Virtually all of this growth has taken place since 2008—not despite the Great Recession, but largely because of it. When millions of Americans lost homes to foreclosure and millions more lost their jobs, it created a vast new reservoir of customers with tarnished credit and little cash. The amount of money loaned to these subprime borrowers—who now account for nearly a quarter of all auto loans—has more than doubled since 2009, the New York Fed reports. And because car loans, like mortgages, can be bundled and peddled to Wall Street investors, subprime auto bonds have emerged as an attractive replacement for the disgraced subprime mortgage bonds. In 2009, auto financiers sold about $3 billion worth of subprime auto bonds through the securities markets. By 2014, that number was $22 billion.
While the subprime auto market is nowhere near large enough to bring down the economy, there are unmistakable parallels to the mortgage debacle. Delinquencies and repossessions are on the rise industry-wide, and there have been reports of falsified loan applications. At least eight banks have come under scrutiny for allegedly jacking up interest rates on black and Latino car buyers. Big players including Ally Financial and Fifth Third Bank (America's ninth-largest bank) recently paid out nearly $200 million to settle such accusations. "Auto loans are now the most troubled consumer financial product," Sen. Elizabeth Warren (D-Mass.) noted last spring. "The market is now thick with loose underwriting standards, predatory and discriminatory lending practices, and increasing repossessions." (...)
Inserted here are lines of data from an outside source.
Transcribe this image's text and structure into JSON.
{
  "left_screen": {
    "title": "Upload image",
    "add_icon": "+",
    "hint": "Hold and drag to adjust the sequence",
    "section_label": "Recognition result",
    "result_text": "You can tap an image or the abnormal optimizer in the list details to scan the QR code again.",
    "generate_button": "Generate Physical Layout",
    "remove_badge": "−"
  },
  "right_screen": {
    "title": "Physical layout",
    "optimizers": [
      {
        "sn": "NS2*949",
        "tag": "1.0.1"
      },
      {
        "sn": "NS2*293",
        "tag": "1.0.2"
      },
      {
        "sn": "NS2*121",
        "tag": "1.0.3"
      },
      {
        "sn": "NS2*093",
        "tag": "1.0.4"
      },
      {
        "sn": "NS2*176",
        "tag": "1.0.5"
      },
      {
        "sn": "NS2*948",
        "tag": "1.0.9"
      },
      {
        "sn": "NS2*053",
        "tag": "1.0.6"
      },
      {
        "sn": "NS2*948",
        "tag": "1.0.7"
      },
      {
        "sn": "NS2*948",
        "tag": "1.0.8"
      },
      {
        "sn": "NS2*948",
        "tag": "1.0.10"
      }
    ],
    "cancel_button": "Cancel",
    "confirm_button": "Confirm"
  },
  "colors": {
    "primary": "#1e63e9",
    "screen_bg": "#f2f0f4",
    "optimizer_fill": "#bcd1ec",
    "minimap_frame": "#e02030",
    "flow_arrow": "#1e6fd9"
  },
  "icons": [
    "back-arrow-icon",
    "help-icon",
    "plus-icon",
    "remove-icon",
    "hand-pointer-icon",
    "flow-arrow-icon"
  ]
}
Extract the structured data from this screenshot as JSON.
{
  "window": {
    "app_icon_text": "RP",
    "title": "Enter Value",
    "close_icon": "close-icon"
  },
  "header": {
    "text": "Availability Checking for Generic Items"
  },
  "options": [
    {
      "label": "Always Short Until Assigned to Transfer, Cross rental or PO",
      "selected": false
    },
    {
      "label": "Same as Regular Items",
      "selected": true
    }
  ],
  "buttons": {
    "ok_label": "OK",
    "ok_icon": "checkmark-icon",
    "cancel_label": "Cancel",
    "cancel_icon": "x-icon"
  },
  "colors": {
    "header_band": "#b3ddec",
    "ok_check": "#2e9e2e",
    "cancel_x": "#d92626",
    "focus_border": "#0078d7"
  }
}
Foss took Credit Acceptance public in 1992. It was around then that Ohio lawyer Ron Burdge, in the process of suing a used-car dealer, obtained a copy of Credit Acceptance's corporate manual and realized, with a mix of horror and awe, that "they had created this remarkable system for taking every last dime from their customers." Of Credit Acceptance's nearly 300 employees, roughly 200 were in collections, and the company pursued delinquent borrowers with machinelike efficiency. If that didn't work, a company lawyer would sue the customers for damages—including additional interest and legal fees—and then go after their wages in states that allowed it. "They brought everything to a totally new level," said Burdge, who used what he learned in subsequent lawsuits against the company.
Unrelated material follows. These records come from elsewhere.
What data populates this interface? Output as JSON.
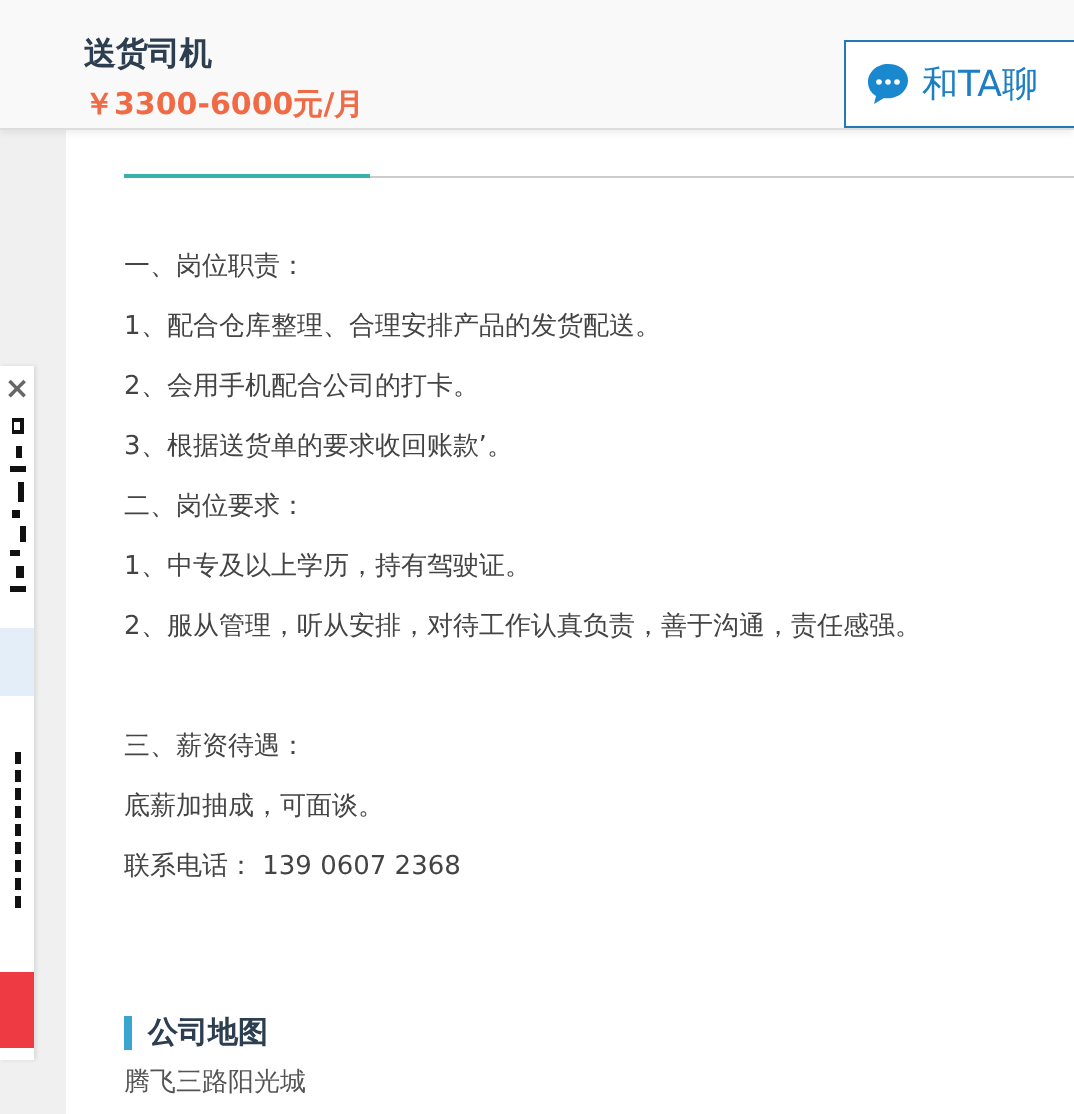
{
  "header": {
    "title": "送货司机",
    "salary": "￥3300-6000元/月",
    "chat_button": "和TA聊"
  },
  "side_panel": {
    "close": "×"
  },
  "description_blocks": [
    [
      "一、岗位职责：",
      "1、配合仓库整理、合理安排产品的发货配送。",
      "2、会用手机配合公司的打卡。",
      "3、根据送货单的要求收回账款’。",
      "二、岗位要求：",
      "1、中专及以上学历，持有驾驶证。",
      "2、服从管理，听从安排，对待工作认真负责，善于沟通，责任感强。"
    ],
    [
      "三、薪资待遇：",
      "底薪加抽成，可面谈。",
      "联系电话： 139 0607 2368"
    ]
  ],
  "map_section": {
    "title": "公司地图",
    "address": "腾飞三路阳光城"
  }
}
Three years later, when a Wall Street Journal reporter arrived in Michigan to profile Foss and his business, it wasn't uncommon to find customers saddled with interest rates as high as 30 percent. Borrowers typically paid twice what the car had cost the dealer, the paper reported, and often those vehicles didn't outlast the loans that financed them. Eventually, Credit Acceptance and other subprime lenders would even start requiring borrowers to install starter kill switches that allowed the companies to incapacitate their vehicles from afar, "pretty much guaranteeing that the car loan is the first one people pay every month," a former Ford finance manager told me. Credit Acceptance now finances sales for thousands of used-car lots across the United States, and Foss' success has inspired any number of imitators: Capital One, Santander, and Wells Fargo are just a few of the big players that piled into the business of extending car loans to desperate people at borderline usurious rates. "The thing I didn't realize about going public is that you tell everybody how your business works," Foss cracked in one interview.